Pero en todo caso resulta evidente que Mohamed bin Salmán es mucho más poderoso de lo que fue Ben Ali, a pesar de que este dirigió su país 23 años. Que la CIA disponga de una grabación que acusa al heredero saudí de ordenar que se silencie a Khashoggui no es, al parecer, suficiente motivo para que Estados Unidos defenestre a Arabia Saudí o rebaje su posición de aliado estratégico. Pero es cierto que la resolución del Senado norteamericano que culpa al heredero del asesinato y pide explicaciones a Riad ha generado una vaga pero cierta satisfacción entre quienes exigen que se depuren responsabilidades.
El columnista del Washington Post se incorpora a una lista que incluye a Churchill, Martin Luther King, Lech Walesa, o John F. Kennedy.
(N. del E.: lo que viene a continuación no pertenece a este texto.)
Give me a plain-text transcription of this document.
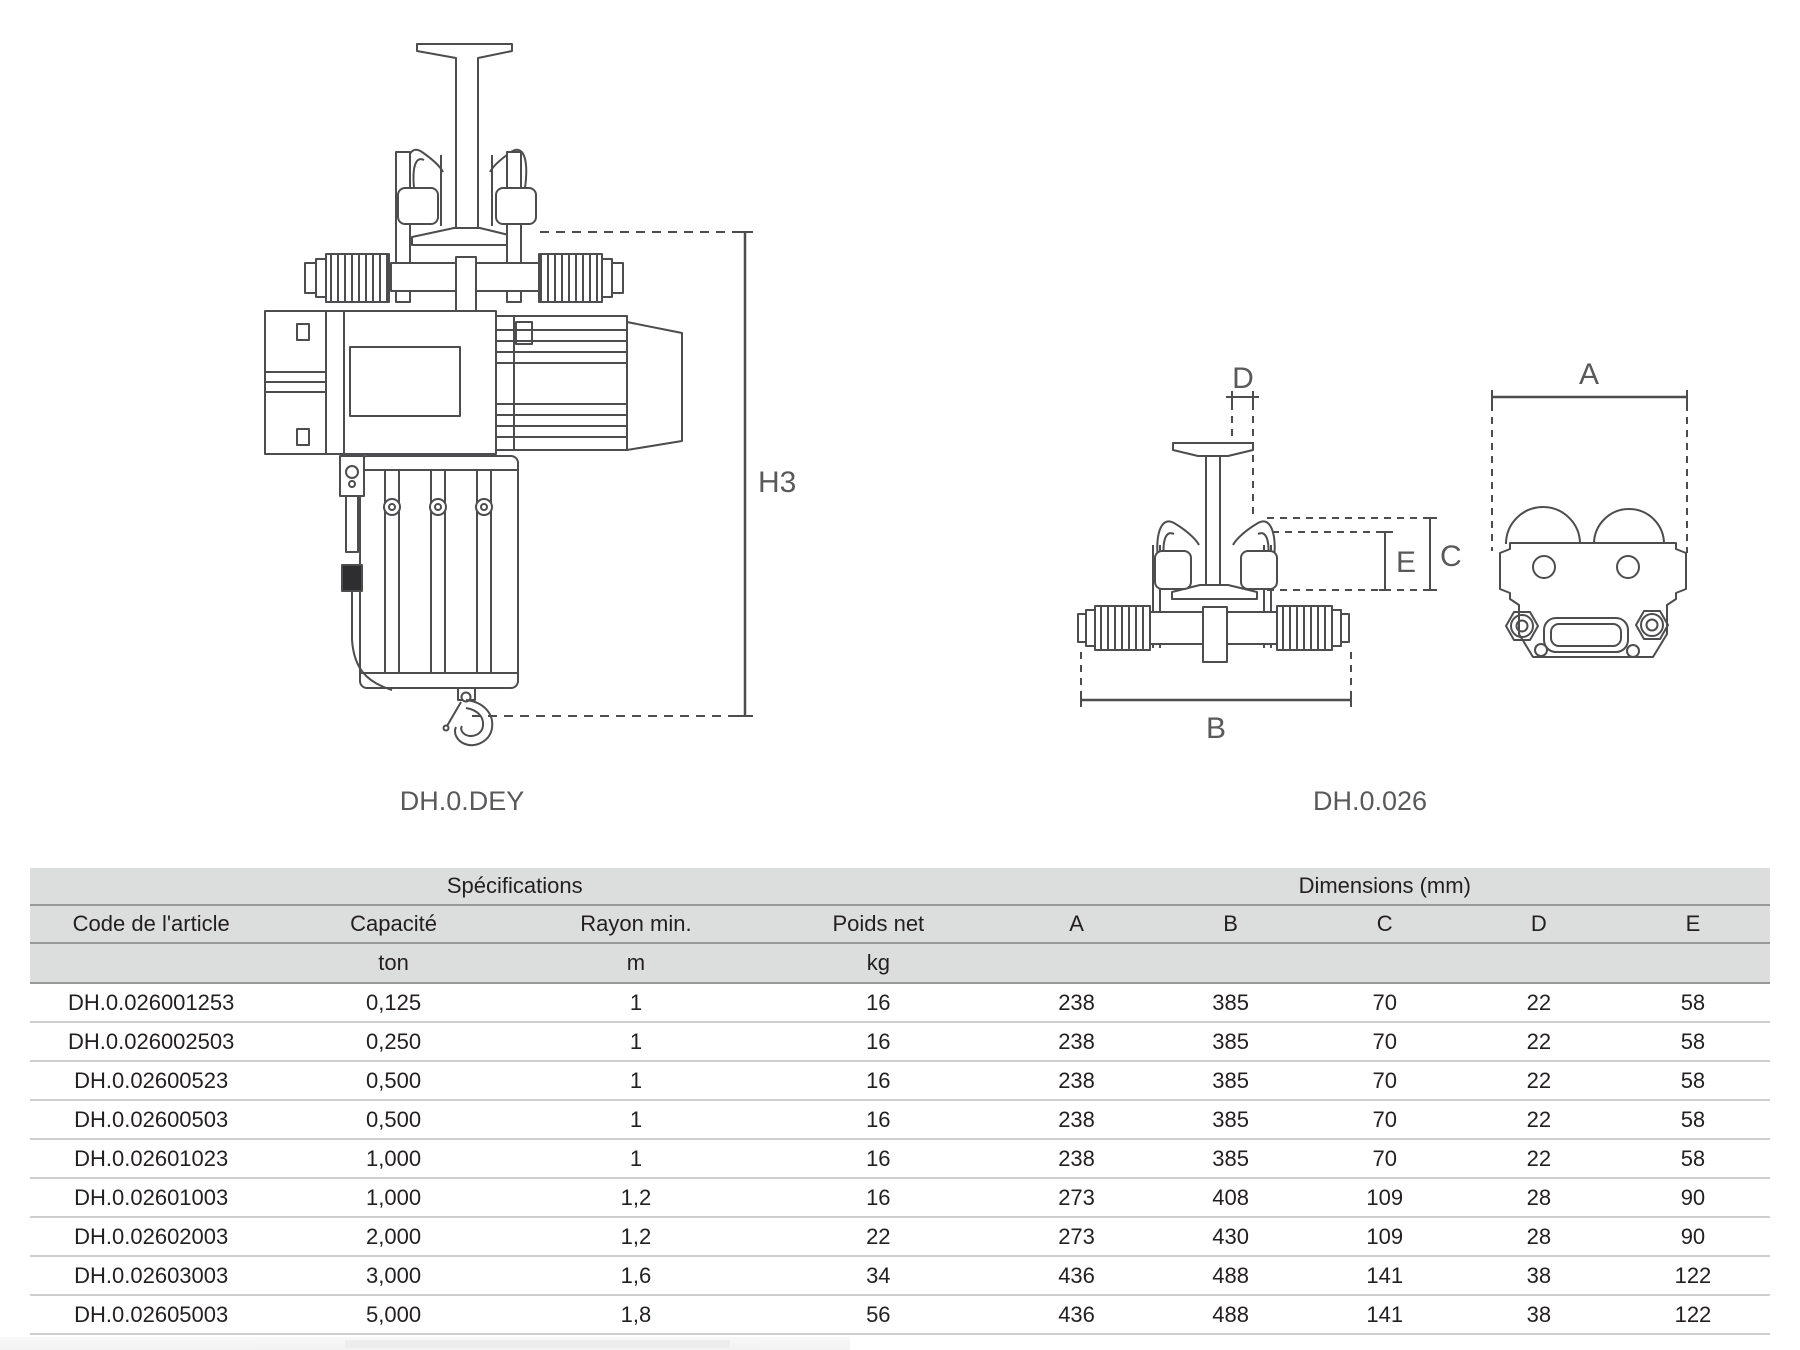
H3
DH.0.DEY
D
E C
B
A
DH.0.026
Spécifications				Dimensions (mm)				
Code de l'article	Capacité	Rayon min.	Poids net	A	B	C	D	E
	ton	m	kg					
DH.0.026001253	0,125	1	16	238	385	70	22	58
DH.0.026002503	0,250	1	16	238	385	70	22	58
DH.0.02600523	0,500	1	16	238	385	70	22	58
DH.0.02600503	0,500	1	16	238	385	70	22	58
DH.0.02601023	1,000	1	16	238	385	70	22	58
DH.0.02601003	1,000	1,2	16	273	408	109	28	90
DH.0.02602003	2,000	1,2	22	273	430	109	28	90
DH.0.02603003	3,000	1,6	34	436	488	141	38	122
DH.0.02605003	5,000	1,8	56	436	488	141	38	122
Él representa a todos aquellos que Time llama “los guardianes”: los periodistas que cada año pierden la vida, o los torturan, o los humillan, por defender los principios de la libertad. Sin ellos, quién lo duda, el planeta sería un lugar peor.
Hasta la primera semana de diciembre, la revista ha contabilizado la muerte de 52 periodistas, todos asesinados mientras hacían su trabajo, o cuando iban a hacerlo. Mientras en papel van desapareciendo y su influencia en la red se va diluyendo por culpa del poder de Facebook, los diarios de aquí y de cualquier otro lugar se vuelven cada vez más necesarios, en cualquier formato, para defender la libertad. Para luchar contra el abuso, o la tentación misma, de quienes gobiernan las naciones.
A Khashoggi lo mataron con toda crueldad en una delegación diplomática a 3.000 kilómetros de su país y a 8.000 de Washington, la capital de la nación en la que se había exiliado. Imaginen lo que les ocurriría, no solo a los periodistas, si no hubiera quien tuviera la valentía de denunciar a los dictadores, a los asesinos. Si no hubiera periodistas que poseyeran, como el articulista saudí, el coraje de jugarse la vida para proteger las de los demás.